As a result, some NBC affiliates that did not choose to fill the time period formerly occupied by the Mad Money replays with syndicated programs or infomercials following the change now air Early Today in the form of two separate editions or as a 90-minute to 2½-hour loop – in which case, the program competes against ABC's World News Now and the CBS News Roundup, effectively resulting in Early Today acting as NBC's de facto overnight network newscast, especially west of the boundary of the Central Time Zone.

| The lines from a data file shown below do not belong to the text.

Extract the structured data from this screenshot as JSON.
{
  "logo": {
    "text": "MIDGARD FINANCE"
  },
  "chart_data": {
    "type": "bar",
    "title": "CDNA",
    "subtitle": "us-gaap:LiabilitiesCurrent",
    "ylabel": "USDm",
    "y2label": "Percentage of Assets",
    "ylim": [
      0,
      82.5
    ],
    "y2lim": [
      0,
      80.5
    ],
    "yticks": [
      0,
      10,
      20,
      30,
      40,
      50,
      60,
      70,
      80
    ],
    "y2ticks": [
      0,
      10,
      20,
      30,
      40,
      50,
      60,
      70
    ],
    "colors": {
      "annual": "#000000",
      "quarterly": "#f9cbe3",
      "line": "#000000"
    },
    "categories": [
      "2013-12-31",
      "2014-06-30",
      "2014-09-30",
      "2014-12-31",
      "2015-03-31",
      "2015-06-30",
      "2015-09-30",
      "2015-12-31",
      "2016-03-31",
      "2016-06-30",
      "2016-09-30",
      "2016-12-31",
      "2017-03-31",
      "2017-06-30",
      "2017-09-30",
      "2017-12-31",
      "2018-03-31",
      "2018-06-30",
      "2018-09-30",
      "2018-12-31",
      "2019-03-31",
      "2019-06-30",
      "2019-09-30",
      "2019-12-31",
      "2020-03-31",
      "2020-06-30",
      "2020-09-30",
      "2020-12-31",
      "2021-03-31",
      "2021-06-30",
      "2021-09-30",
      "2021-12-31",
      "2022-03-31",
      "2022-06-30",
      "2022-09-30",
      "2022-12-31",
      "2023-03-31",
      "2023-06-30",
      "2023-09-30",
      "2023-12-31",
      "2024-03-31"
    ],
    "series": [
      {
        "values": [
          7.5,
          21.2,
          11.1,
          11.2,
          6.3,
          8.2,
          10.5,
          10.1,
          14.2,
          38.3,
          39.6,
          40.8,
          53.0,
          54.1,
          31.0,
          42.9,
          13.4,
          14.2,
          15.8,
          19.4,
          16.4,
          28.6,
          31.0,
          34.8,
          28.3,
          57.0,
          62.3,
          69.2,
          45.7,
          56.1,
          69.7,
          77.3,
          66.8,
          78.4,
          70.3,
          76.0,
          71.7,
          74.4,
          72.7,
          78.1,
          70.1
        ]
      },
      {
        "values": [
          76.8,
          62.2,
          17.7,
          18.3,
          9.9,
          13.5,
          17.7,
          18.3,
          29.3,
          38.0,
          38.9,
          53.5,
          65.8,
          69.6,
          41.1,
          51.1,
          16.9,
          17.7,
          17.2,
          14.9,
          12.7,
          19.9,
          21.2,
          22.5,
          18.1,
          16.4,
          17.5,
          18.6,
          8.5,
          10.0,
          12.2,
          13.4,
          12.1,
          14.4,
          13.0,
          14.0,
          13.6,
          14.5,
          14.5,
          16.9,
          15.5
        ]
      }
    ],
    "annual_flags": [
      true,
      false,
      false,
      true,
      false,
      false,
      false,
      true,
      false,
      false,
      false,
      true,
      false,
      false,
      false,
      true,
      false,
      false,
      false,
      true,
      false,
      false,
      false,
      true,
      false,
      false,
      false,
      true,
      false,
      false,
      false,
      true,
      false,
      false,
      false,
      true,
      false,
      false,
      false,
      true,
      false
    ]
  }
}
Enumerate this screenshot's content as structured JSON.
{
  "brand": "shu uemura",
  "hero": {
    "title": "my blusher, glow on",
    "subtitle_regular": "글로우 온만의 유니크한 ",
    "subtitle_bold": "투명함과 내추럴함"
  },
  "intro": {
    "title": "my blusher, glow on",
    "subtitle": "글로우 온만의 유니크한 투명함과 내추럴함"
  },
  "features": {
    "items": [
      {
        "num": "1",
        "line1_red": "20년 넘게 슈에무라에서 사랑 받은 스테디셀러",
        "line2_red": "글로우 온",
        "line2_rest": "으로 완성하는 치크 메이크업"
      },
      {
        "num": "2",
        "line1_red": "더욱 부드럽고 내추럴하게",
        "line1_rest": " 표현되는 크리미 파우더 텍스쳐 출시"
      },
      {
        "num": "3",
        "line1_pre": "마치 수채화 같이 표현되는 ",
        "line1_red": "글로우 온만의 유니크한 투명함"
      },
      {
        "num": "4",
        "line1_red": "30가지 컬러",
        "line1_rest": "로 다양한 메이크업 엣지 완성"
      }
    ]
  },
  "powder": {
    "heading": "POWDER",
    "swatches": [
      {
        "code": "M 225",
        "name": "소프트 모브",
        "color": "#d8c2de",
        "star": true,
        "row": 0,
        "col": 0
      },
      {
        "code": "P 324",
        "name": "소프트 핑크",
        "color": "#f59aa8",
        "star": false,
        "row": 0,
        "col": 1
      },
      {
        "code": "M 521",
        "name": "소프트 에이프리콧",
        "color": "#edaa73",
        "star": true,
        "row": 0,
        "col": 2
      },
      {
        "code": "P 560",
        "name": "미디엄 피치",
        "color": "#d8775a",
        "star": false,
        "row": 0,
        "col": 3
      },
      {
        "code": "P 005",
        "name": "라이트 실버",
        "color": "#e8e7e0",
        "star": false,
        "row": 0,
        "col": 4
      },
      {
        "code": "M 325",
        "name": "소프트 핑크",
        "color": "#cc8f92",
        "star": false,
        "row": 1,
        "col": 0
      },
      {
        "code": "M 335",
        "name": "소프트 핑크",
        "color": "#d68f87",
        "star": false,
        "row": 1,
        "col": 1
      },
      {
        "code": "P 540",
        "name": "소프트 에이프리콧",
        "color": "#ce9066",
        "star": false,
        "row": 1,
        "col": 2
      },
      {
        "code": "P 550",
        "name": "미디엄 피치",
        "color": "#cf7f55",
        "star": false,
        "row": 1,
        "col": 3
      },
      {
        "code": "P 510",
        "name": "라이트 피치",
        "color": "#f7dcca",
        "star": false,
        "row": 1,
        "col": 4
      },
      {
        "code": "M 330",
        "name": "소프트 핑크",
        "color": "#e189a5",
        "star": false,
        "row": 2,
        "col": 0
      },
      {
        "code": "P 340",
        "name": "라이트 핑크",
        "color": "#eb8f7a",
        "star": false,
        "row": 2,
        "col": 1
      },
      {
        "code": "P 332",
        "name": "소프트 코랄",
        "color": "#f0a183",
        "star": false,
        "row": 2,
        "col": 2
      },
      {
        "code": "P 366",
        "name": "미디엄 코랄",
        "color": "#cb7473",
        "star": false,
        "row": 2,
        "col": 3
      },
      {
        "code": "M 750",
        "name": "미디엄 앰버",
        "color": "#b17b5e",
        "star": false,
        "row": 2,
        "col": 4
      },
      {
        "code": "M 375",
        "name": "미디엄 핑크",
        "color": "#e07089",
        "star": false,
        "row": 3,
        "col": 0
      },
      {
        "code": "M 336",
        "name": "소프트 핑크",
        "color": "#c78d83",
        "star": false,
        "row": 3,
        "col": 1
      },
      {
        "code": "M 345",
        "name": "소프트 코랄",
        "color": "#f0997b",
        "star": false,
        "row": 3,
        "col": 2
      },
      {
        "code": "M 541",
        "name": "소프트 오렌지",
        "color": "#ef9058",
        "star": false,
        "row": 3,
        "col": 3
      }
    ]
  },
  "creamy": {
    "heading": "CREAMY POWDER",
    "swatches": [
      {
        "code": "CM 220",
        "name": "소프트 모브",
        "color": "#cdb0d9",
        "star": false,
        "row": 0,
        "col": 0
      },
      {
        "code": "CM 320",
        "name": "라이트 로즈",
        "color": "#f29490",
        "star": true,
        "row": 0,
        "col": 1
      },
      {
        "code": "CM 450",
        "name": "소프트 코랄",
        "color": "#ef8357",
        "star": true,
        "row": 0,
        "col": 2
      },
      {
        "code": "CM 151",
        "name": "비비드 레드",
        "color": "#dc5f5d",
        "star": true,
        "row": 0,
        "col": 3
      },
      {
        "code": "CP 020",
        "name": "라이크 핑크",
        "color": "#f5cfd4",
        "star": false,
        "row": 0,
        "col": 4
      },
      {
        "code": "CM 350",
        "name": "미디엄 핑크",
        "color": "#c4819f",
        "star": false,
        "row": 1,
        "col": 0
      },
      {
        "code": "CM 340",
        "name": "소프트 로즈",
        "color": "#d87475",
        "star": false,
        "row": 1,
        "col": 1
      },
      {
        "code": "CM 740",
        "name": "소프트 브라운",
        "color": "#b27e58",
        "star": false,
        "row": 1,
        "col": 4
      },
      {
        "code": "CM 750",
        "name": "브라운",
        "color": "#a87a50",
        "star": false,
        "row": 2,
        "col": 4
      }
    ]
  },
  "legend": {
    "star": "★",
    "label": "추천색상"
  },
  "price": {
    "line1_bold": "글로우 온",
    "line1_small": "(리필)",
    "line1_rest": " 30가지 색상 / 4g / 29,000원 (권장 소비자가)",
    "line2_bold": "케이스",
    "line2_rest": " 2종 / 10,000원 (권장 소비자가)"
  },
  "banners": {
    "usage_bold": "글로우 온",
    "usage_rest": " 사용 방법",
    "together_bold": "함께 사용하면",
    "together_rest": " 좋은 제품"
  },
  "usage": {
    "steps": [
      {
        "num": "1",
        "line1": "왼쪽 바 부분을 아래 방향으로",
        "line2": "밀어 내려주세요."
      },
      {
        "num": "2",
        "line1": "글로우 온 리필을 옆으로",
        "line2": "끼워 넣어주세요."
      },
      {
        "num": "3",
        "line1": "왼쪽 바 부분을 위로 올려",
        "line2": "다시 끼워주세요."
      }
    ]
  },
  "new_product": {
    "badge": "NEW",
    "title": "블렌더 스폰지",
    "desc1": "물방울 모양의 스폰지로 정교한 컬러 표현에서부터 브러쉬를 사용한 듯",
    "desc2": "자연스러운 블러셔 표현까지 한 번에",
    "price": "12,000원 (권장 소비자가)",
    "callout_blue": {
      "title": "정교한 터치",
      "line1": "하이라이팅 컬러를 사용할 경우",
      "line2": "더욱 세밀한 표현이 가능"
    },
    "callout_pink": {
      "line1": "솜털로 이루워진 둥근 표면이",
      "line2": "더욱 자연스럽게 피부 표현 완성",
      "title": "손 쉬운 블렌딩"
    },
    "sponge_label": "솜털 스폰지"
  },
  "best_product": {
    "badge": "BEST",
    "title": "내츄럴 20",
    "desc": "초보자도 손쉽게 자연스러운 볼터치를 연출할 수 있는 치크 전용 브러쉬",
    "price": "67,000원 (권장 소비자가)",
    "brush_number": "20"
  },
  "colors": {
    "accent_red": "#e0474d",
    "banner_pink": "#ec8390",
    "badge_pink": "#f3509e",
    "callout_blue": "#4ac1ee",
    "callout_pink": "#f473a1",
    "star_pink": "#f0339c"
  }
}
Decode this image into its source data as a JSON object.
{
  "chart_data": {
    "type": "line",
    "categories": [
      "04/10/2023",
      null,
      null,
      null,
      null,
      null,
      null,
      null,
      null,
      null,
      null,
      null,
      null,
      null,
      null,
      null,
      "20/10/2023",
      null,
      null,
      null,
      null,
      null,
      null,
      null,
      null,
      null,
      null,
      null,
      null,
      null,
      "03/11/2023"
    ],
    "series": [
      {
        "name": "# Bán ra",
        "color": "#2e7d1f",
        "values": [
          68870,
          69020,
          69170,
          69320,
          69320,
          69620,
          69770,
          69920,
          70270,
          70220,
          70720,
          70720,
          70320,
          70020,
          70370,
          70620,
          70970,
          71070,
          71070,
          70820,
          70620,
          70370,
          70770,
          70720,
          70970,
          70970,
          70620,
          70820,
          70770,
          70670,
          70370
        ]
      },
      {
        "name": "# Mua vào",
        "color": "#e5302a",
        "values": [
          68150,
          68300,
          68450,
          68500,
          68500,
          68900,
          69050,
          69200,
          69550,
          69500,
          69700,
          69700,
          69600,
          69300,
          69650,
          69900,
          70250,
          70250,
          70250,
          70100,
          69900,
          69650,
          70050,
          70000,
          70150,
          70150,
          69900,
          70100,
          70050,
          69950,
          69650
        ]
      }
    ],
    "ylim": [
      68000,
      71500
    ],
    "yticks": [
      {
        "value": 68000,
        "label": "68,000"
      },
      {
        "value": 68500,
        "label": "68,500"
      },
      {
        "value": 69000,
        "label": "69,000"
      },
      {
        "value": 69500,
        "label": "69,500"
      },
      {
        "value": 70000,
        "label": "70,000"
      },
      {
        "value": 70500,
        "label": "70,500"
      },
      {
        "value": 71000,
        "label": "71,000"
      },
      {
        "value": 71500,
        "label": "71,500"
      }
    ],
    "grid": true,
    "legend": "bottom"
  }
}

[citation needed] Early Today and First Look are traditionally pre-empted during the Summer and Winter Olympic Games to allow the airing of overnight replays of NBC's primetime Olympic event coverage and live coverage on the NBC broadcast network and MSNBC, along with allowing stations to fulfill syndicated programming requirements where a distributor requires their programs to still air in some form with the open slot, albeit during the overnights.
[citation needed] Early Today premiered on September 9, 1999[1] as a replacement for NBC News at Sunrise, which NBC decided to cancel in April 1999 as part of a major shakeup of the network's daytime and early morning schedules (these changes included the launch of another Today-branded program, the short-lived talk show Later Today, as well as the cancellation of the long-running soap opera Another World).
Some NBC affiliates do not air the entire program, and a purposeful sign-off is made by the show's anchor at the 24-minute mark in order to allow stations to air an early weather segment or start their morning newscast early, while NBC carries a non-essential human interest or light news story to end the telecast for stations that carry the entire program.
MSNBC's master control facilities were relocated to the CNBC Headquarters at the NBC Universal Network Organization Center in Englewood Cliffs, New Jersey.